The grid is utilized in all areas of design as a structure upon which forms can be precisely placed, reflected, balanced or imbalanced. The grid is the invisible underlying structure that sustains the relationships between all formal elements in print design, interactive design, industrial design, architecture, fashion, and more. Its origins are established in the High Neolithic Era (4500 – 3500 BCE), according to Joseph Campbell who defines the grid as “a geometrical organization of an aesthetic field.” While the origin of the grid as an organizational structure precedes the Bauhaus art movement and institution by more than 5,500 years, the Bauhaus movement perceived the grid as not only an organizational structure, but as a structure that could be easily multiplied and reproduced. By understanding the relationship between the grid and the organizational requirements of automation and mass replication, The Bauhaus is responsible for design solutions utilizing the grid that became popular in the 1920s and is still noticeable today.

Painting of grid structures that illustrates the foundations of Modernism
Counter-Composition IV, Theo van Doesburg, oil on canvas, 1924
http://flickr.com/photos/digitalfoundations/2229001727/

Piet Mondrian and Theo van Doesburg created oil paintings of grid structures that illustrate the foundations of Modernism. Mondrian was a Dutch painter who contributed to the De Stijl (in English, “The Style”) movement founded by Theo van Doesburg. Although neither Mondrian nor van Doesburg were masters at The Bauhaus, Bauhaus members were aware of De Stijl and influenced by contemporary art movements. These grid-compositions have been an inspiration to artists and designers who rely upon the grid as an organizational design asset.

While the black and white paintings with brief areas of vibrant hues in primary colors appear to be simple horizontal and vertical intersections, the renderings might allude to a city map, an electrical circuit board, or an abstracted blueprint.
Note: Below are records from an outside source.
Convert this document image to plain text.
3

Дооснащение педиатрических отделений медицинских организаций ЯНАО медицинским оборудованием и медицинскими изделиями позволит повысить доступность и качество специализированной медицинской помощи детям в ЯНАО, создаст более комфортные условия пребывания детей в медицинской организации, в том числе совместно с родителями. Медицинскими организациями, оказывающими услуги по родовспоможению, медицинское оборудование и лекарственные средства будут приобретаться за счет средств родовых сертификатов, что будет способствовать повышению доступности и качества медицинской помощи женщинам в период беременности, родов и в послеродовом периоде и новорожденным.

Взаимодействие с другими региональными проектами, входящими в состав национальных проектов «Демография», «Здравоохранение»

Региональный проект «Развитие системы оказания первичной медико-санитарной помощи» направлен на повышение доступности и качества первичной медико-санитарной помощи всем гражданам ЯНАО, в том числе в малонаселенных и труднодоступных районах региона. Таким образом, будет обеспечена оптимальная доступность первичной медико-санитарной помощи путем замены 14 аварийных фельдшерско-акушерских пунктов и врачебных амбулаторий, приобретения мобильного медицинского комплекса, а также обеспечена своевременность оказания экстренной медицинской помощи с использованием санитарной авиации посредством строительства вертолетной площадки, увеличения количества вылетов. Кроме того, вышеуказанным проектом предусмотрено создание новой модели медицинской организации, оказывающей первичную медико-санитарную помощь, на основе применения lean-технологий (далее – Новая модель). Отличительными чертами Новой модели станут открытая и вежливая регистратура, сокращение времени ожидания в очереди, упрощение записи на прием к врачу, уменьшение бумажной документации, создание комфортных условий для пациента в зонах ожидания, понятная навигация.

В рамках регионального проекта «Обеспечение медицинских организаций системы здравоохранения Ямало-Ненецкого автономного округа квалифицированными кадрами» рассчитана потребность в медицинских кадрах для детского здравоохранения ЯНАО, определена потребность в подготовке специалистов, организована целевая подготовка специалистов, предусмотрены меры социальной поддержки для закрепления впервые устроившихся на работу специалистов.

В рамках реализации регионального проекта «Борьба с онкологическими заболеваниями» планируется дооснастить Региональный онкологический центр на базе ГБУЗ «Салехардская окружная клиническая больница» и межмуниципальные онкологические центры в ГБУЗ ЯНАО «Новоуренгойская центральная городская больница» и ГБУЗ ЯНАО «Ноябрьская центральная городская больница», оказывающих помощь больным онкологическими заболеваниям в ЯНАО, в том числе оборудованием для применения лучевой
The negative space in the composition can be perceived as the windows of tall buildings. The grid is understood as a layout or a supporting structure while these compositions are the essence of the often unnoticed foundations of modernity. Formulating an abstract concept from simple lines and planes is a practice in translating visual cues into language-based meanings. It is the goal of any visual communicator to learn to do this as both the reader of the message and the generator of visual content.